12. Perform wound care according to instutitional policy.
13. Assess for signs and symptoms of infection.
Discharge Planning and Home Care
Review the following points with parents and caregivers before discharge:
1. Appropriate wound care according to institutional policy
2. Observe for signs and symptoms of infection
3. Activity limitations as instructed by the health care team
4. Appropriate lifting techniques for infants and toddlers: avoid grabbing child under the arms, support child’s head and shoulders with one arm and the lower body with the other
5. Pain management (refer to Appendix I)
6. Administration of medications and monitoring child’s response
7. Importance of follow-up to screen for hypertension, recurrent coarctation, and other complications
8. Good dental hygiene and antibiotic prophylaxis before and after invasive procedures to prevent bacterial endocarditis
9. Importance of routine well-child care and immunizations
10. Importance of developmentally appropriate social and recreational activities (refer to Appendix B)

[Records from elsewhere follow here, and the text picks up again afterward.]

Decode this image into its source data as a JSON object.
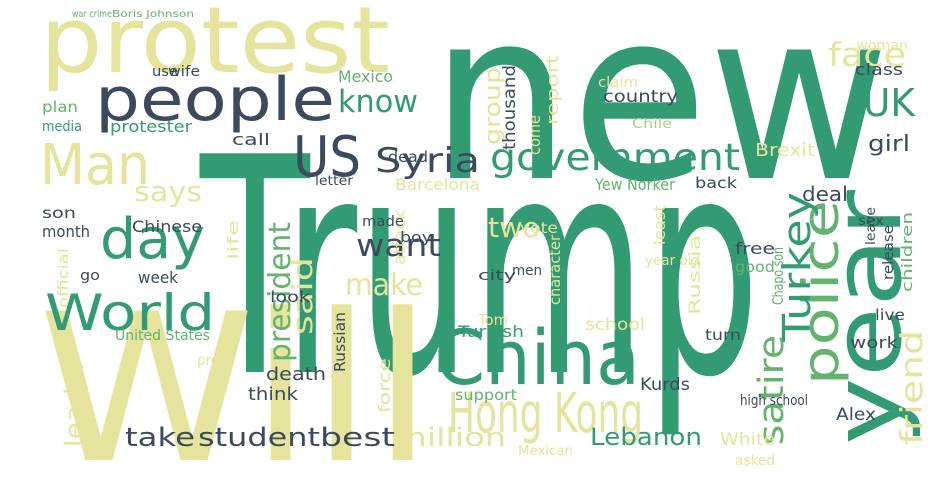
{
  "words": [
    "new",
    "Trump",
    "Will",
    "protest",
    "people",
    "Man",
    "day",
    "World",
    "US",
    "Syria",
    "government",
    "know",
    "China",
    "Hong Kong",
    "year",
    "police",
    "UK",
    "face",
    "Turkey",
    "satire",
    "friend",
    "want",
    "make",
    "president",
    "said",
    "says",
    "take",
    "student",
    "best",
    "million",
    "Lebanon",
    "leader",
    "show",
    "two",
    "group",
    "Brexit",
    "girl",
    "Mexico",
    "deal",
    "class",
    "school",
    "Alex",
    "Kurds",
    "death",
    "think",
    "work",
    "White",
    "Barcelona",
    "Yew Norker",
    "country",
    "vote",
    "thousand",
    "report",
    "come",
    "attack",
    "Russia",
    "Chinese",
    "month",
    "week",
    "son",
    "plan",
    "media",
    "protester",
    "call",
    "dead",
    "free",
    "good",
    "look",
    "Turkish",
    "Tom",
    "support",
    "force",
    "Russian",
    "United States",
    "official",
    "life",
    "live",
    "children",
    "men",
    "city",
    "character",
    "made",
    "boy",
    "back",
    "release",
    "woman",
    "turn",
    "least",
    "year old",
    "Chapo son",
    "high school",
    "Mexican",
    "asked",
    "use",
    "wife",
    "claim",
    "letter",
    "pro",
    "go",
    "sex",
    "leave",
    "Chile",
    "Boris Johnson",
    "war crime"
  ]
}
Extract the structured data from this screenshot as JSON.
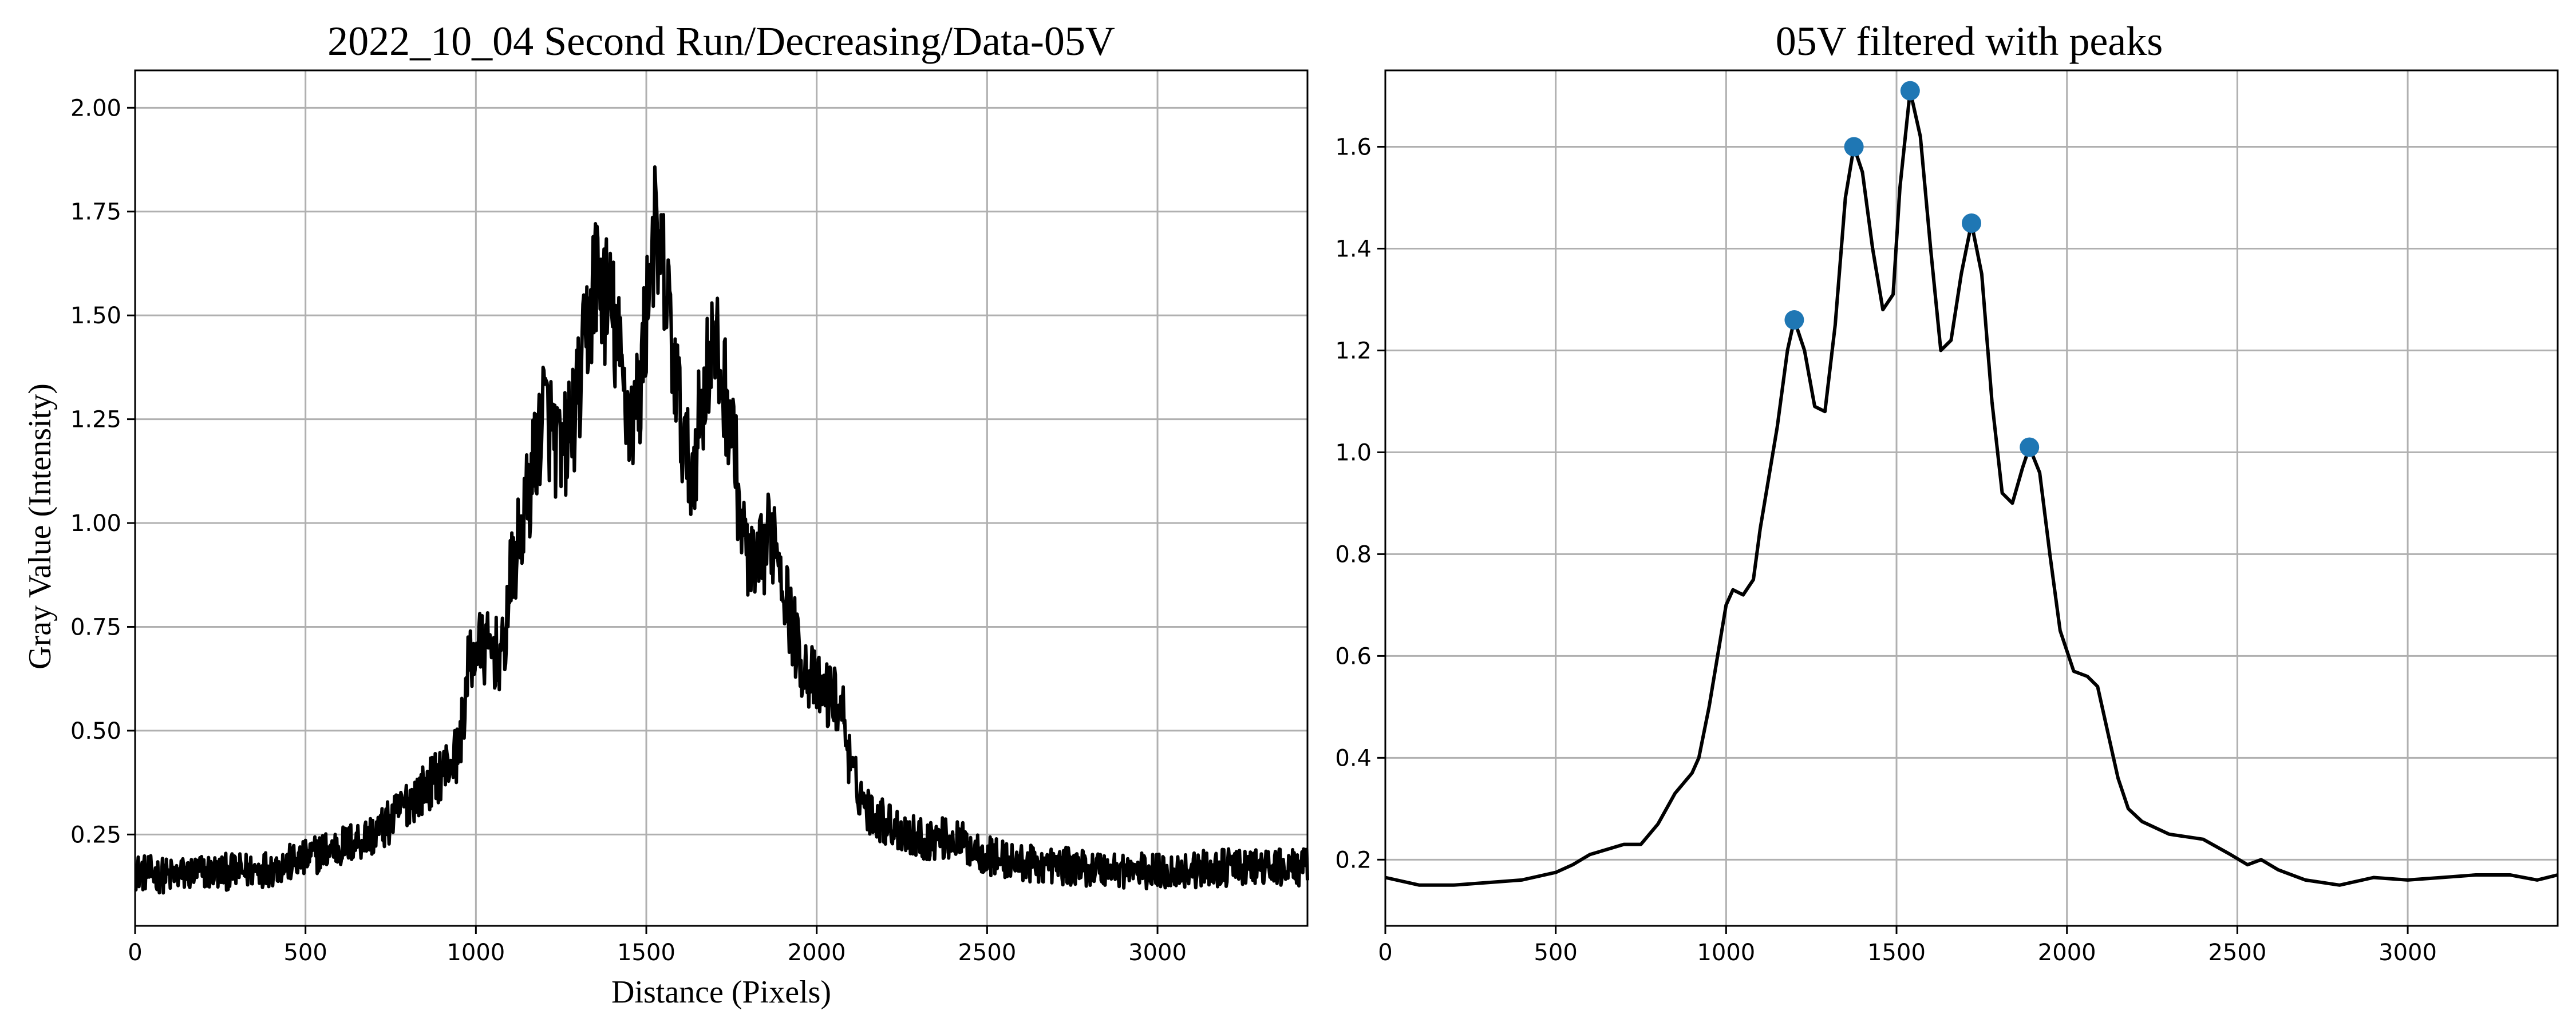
{
  "chart_data": [
    {
      "type": "line",
      "title": "2022_10_04 Second Run/Decreasing/Data-05V",
      "xlabel": "Distance (Pixels)",
      "ylabel": "Gray Value (Intensity)",
      "xlim": [
        0,
        3440
      ],
      "ylim": [
        0.03,
        2.09
      ],
      "xticks": [
        0,
        500,
        1000,
        1500,
        2000,
        2500,
        3000
      ],
      "yticks": [
        0.25,
        0.5,
        0.75,
        1.0,
        1.25,
        1.5,
        1.75,
        2.0
      ],
      "ytick_labels": [
        "0.25",
        "0.50",
        "0.75",
        "1.00",
        "1.25",
        "1.50",
        "1.75",
        "2.00"
      ],
      "grid": true,
      "line_color": "#000000",
      "series": [
        {
          "noisy": true,
          "points": [
            [
              0,
              0.16
            ],
            [
              100,
              0.15
            ],
            [
              200,
              0.16
            ],
            [
              300,
              0.16
            ],
            [
              400,
              0.17
            ],
            [
              500,
              0.19
            ],
            [
              550,
              0.21
            ],
            [
              600,
              0.22
            ],
            [
              700,
              0.25
            ],
            [
              750,
              0.28
            ],
            [
              800,
              0.33
            ],
            [
              850,
              0.36
            ],
            [
              900,
              0.4
            ],
            [
              950,
              0.45
            ],
            [
              980,
              0.66
            ],
            [
              1000,
              0.7
            ],
            [
              1050,
              0.69
            ],
            [
              1080,
              0.68
            ],
            [
              1100,
              0.85
            ],
            [
              1150,
              1.05
            ],
            [
              1200,
              1.28
            ],
            [
              1250,
              1.15
            ],
            [
              1300,
              1.3
            ],
            [
              1350,
              1.6
            ],
            [
              1400,
              1.5
            ],
            [
              1450,
              1.25
            ],
            [
              1480,
              1.3
            ],
            [
              1520,
              1.7
            ],
            [
              1560,
              1.55
            ],
            [
              1600,
              1.25
            ],
            [
              1630,
              1.1
            ],
            [
              1680,
              1.38
            ],
            [
              1700,
              1.42
            ],
            [
              1750,
              1.25
            ],
            [
              1780,
              0.98
            ],
            [
              1820,
              0.86
            ],
            [
              1850,
              0.95
            ],
            [
              1880,
              0.98
            ],
            [
              1920,
              0.78
            ],
            [
              1950,
              0.68
            ],
            [
              2000,
              0.6
            ],
            [
              2050,
              0.58
            ],
            [
              2080,
              0.54
            ],
            [
              2100,
              0.4
            ],
            [
              2150,
              0.31
            ],
            [
              2200,
              0.28
            ],
            [
              2300,
              0.24
            ],
            [
              2400,
              0.24
            ],
            [
              2500,
              0.2
            ],
            [
              2600,
              0.18
            ],
            [
              2800,
              0.17
            ],
            [
              3000,
              0.16
            ],
            [
              3200,
              0.17
            ],
            [
              3440,
              0.17
            ]
          ]
        }
      ]
    },
    {
      "type": "line",
      "title": "05V filtered with peaks",
      "xlabel": "",
      "ylabel": "",
      "xlim": [
        0,
        3440
      ],
      "ylim": [
        0.07,
        1.75
      ],
      "xticks": [
        0,
        500,
        1000,
        1500,
        2000,
        2500,
        3000
      ],
      "yticks": [
        0.2,
        0.4,
        0.6,
        0.8,
        1.0,
        1.2,
        1.4,
        1.6
      ],
      "ytick_labels": [
        "0.2",
        "0.4",
        "0.6",
        "0.8",
        "1.0",
        "1.2",
        "1.4",
        "1.6"
      ],
      "grid": true,
      "line_color": "#000000",
      "peak_color": "#1f77b4",
      "series": [
        {
          "points": [
            [
              0,
              0.165
            ],
            [
              100,
              0.15
            ],
            [
              200,
              0.15
            ],
            [
              300,
              0.155
            ],
            [
              400,
              0.16
            ],
            [
              500,
              0.175
            ],
            [
              550,
              0.19
            ],
            [
              600,
              0.21
            ],
            [
              650,
              0.22
            ],
            [
              700,
              0.23
            ],
            [
              750,
              0.23
            ],
            [
              800,
              0.27
            ],
            [
              850,
              0.33
            ],
            [
              900,
              0.37
            ],
            [
              920,
              0.4
            ],
            [
              950,
              0.5
            ],
            [
              980,
              0.62
            ],
            [
              1000,
              0.7
            ],
            [
              1020,
              0.73
            ],
            [
              1050,
              0.72
            ],
            [
              1080,
              0.75
            ],
            [
              1100,
              0.85
            ],
            [
              1150,
              1.05
            ],
            [
              1180,
              1.2
            ],
            [
              1200,
              1.26
            ],
            [
              1230,
              1.2
            ],
            [
              1260,
              1.09
            ],
            [
              1290,
              1.08
            ],
            [
              1320,
              1.25
            ],
            [
              1350,
              1.5
            ],
            [
              1375,
              1.6
            ],
            [
              1400,
              1.55
            ],
            [
              1430,
              1.4
            ],
            [
              1460,
              1.28
            ],
            [
              1490,
              1.31
            ],
            [
              1510,
              1.52
            ],
            [
              1540,
              1.71
            ],
            [
              1570,
              1.62
            ],
            [
              1600,
              1.4
            ],
            [
              1630,
              1.2
            ],
            [
              1660,
              1.22
            ],
            [
              1690,
              1.35
            ],
            [
              1720,
              1.45
            ],
            [
              1750,
              1.35
            ],
            [
              1780,
              1.1
            ],
            [
              1810,
              0.92
            ],
            [
              1840,
              0.9
            ],
            [
              1870,
              0.97
            ],
            [
              1890,
              1.01
            ],
            [
              1920,
              0.96
            ],
            [
              1950,
              0.8
            ],
            [
              1980,
              0.65
            ],
            [
              2020,
              0.57
            ],
            [
              2060,
              0.56
            ],
            [
              2090,
              0.54
            ],
            [
              2120,
              0.45
            ],
            [
              2150,
              0.36
            ],
            [
              2180,
              0.3
            ],
            [
              2220,
              0.275
            ],
            [
              2300,
              0.25
            ],
            [
              2400,
              0.24
            ],
            [
              2480,
              0.21
            ],
            [
              2530,
              0.19
            ],
            [
              2570,
              0.2
            ],
            [
              2620,
              0.18
            ],
            [
              2700,
              0.16
            ],
            [
              2800,
              0.15
            ],
            [
              2900,
              0.165
            ],
            [
              3000,
              0.16
            ],
            [
              3100,
              0.165
            ],
            [
              3200,
              0.17
            ],
            [
              3300,
              0.17
            ],
            [
              3380,
              0.16
            ],
            [
              3440,
              0.17
            ]
          ]
        }
      ],
      "peaks": [
        [
          1200,
          1.26
        ],
        [
          1375,
          1.6
        ],
        [
          1540,
          1.71
        ],
        [
          1720,
          1.45
        ],
        [
          1890,
          1.01
        ]
      ]
    }
  ]
}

11. Importance of maintaining expectations for behavior and discipline, and supporting the child’s complete recovery
CLIENT OUTCOMES
1. Child will be free of postoperative complications.
2. Child will have adequate pain management.
3. Child will demonstrate sense of mastery of the surgical experience as evidenced by expression of feelings and resumption of normal activity level.
4. Child will participate in physical activities appropriate for age.
5. Parent will verbalize home care and follow-up instructions.